Miller was asked about his memories of the 2011 Northwest League final.
“I can remember pretty much the lineup from the championship game because we had Andy Burns at third, who’s now playing I think in Korea, and got to the big leagues last year with the Blue Jays. Shane Opitz played short and he’s in Triple-A in Buffalo. Jon Berti, who’s in Florida now rehabbing. Could possibly have been in the big leagues this year if he had not gotten a concussion in spring training. Berti was in big league camp, did very well. First baseman was (Kevin) Patterson, who’s not in the game anymore. Our DH was Balbino Fuenmayor who had a great playoff series. Behind the plate, we had Chris Schaeffer who’s one of our coaches in Lansing. Pierce Rankin caught the championship game.
In the outfield, I know in center field, we had Kevin Pillar. Bluefield was in the playoffs. They got knocked out of the playoffs after we had played one playoff game so he got sent here along with Aaron Sanchez and they were able to play for us in the playoffs. We put Pillar in Game 2 of the playoffs right in center field hitting second. We had Aaron Sanchez for, I think, a game against Tri-City and pitched almost five good innings for us. Right field, it was Nick Baligod. Yep, there’s some of them still in the game and you think about big leaguers, there was Aaron Sanchez and Kevin Pillar so you couldn’t have asked for better there.”
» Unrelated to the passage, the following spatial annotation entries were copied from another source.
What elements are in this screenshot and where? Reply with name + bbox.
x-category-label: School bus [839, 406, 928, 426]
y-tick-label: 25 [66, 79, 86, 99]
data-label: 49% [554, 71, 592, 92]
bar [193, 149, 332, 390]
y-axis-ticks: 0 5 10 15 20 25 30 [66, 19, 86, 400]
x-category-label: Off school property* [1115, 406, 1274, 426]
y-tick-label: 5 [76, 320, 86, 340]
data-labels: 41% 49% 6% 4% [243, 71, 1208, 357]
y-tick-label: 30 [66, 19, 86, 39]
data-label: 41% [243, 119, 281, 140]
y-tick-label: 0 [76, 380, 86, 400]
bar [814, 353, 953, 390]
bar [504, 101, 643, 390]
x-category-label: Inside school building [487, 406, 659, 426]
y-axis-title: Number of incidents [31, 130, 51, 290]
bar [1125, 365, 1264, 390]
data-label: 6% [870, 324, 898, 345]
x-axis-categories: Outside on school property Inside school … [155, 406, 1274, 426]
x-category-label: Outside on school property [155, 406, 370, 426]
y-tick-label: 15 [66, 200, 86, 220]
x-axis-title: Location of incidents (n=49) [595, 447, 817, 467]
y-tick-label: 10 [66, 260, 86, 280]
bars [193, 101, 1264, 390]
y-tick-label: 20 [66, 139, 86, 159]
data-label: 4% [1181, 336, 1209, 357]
Miller was then asked about the late start to the 2017 draft.
“I wish I knew why it’s so late, number one. I’ve been asking people. Every organization is in baseball is going to be in this boat. These players are going to be signed so late. The thing about it is, when I got drafted in 1973 and I was done playing college ball in early May, I played in two men’s leagues and I was playing five games a week up until the draft.
I think a lot of drafted players now, I don’t think they play when their season is done. It could be late April or early May from high school to college. I think advisors or agents are telling them not to play, afraid (they’ll) get hurt or whatever but they don’t play. So now you draft them in June. ‘When’s the last time you pitched? Ummm, May 10th. When’s the last time you played a game? Ummm, May 9th.’ They just haven’t played so it takes so long to get in game shape.
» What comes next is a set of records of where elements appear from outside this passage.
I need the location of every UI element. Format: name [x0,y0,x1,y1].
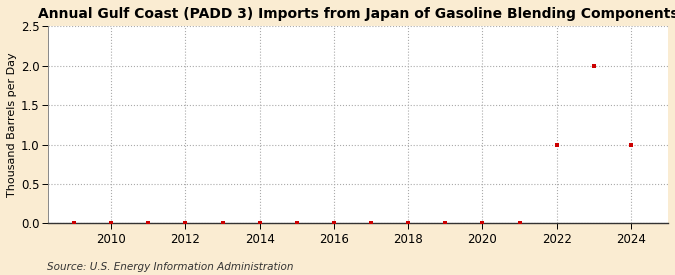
Point [329,221,340,226]
Point [292,221,302,226]
Text: Source: U.S. Energy Information Administration: Source: U.S. Energy Information Administ… [47,262,294,272]
Point [254,221,265,226]
Y-axis label: Thousand Barrels per Day: Thousand Barrels per Day [7,53,17,197]
Point [180,221,191,226]
Point [32,221,43,226]
Point [626,142,637,147]
Point [551,142,562,147]
Point [477,221,488,226]
Point [403,221,414,226]
Point [106,221,117,226]
Point [217,221,228,226]
Point [589,64,599,68]
Point [69,221,80,226]
Point [143,221,154,226]
Title: Annual Gulf Coast (PADD 3) Imports from Japan of Gasoline Blending Components: Annual Gulf Coast (PADD 3) Imports from … [38,7,675,21]
Point [514,221,525,226]
Point [366,221,377,226]
Point [440,221,451,226]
The nice thing is you can have a 35-man roster here and you can put 30 on the lineup card every night. You need a lot of pitchers because they’re not going to be going five, six, seven innings for the most part so you’re going to have a lot of relief work. It’s going to affect every team and that’s the biggest thing we got to find out is when did you play last? If you played May 10th, when’s the last time you threw a side? They may have thrown a bullpen the next day or something, I don’t know but it’s going to affect everybody. We’re all in the same boat.”
Miller would lead the C’s to their first-ever first-half division title when they held off the Tri-City Dust Devils for the North Division pennant. After a league-best regular season record of 43-33, the Canadians would go on to sweep the Spokane Indians in the North Division final before defeating the Eugene Emeralds three-games-to-one for the 2017 Northwest League championship. For that, Miller was named the league’s Manager of the Year.
Unfortunately, that was not enough for the Toronto Blue Jays brass as Miller would be let go just days after winning the Northwest League title. At last word, Miller is back home in Pennsylvania and is still involved in the game by managing a team of 10 year-olds.
On a personal note, I was glad to discover I still had the audio of last year’s press conference. He was very cordial with the media and I remember being more excited for the season to start after the scrum.
You can call this a personal tribute of sorts to Rich Miller and I wish him the very best in his future endeavors.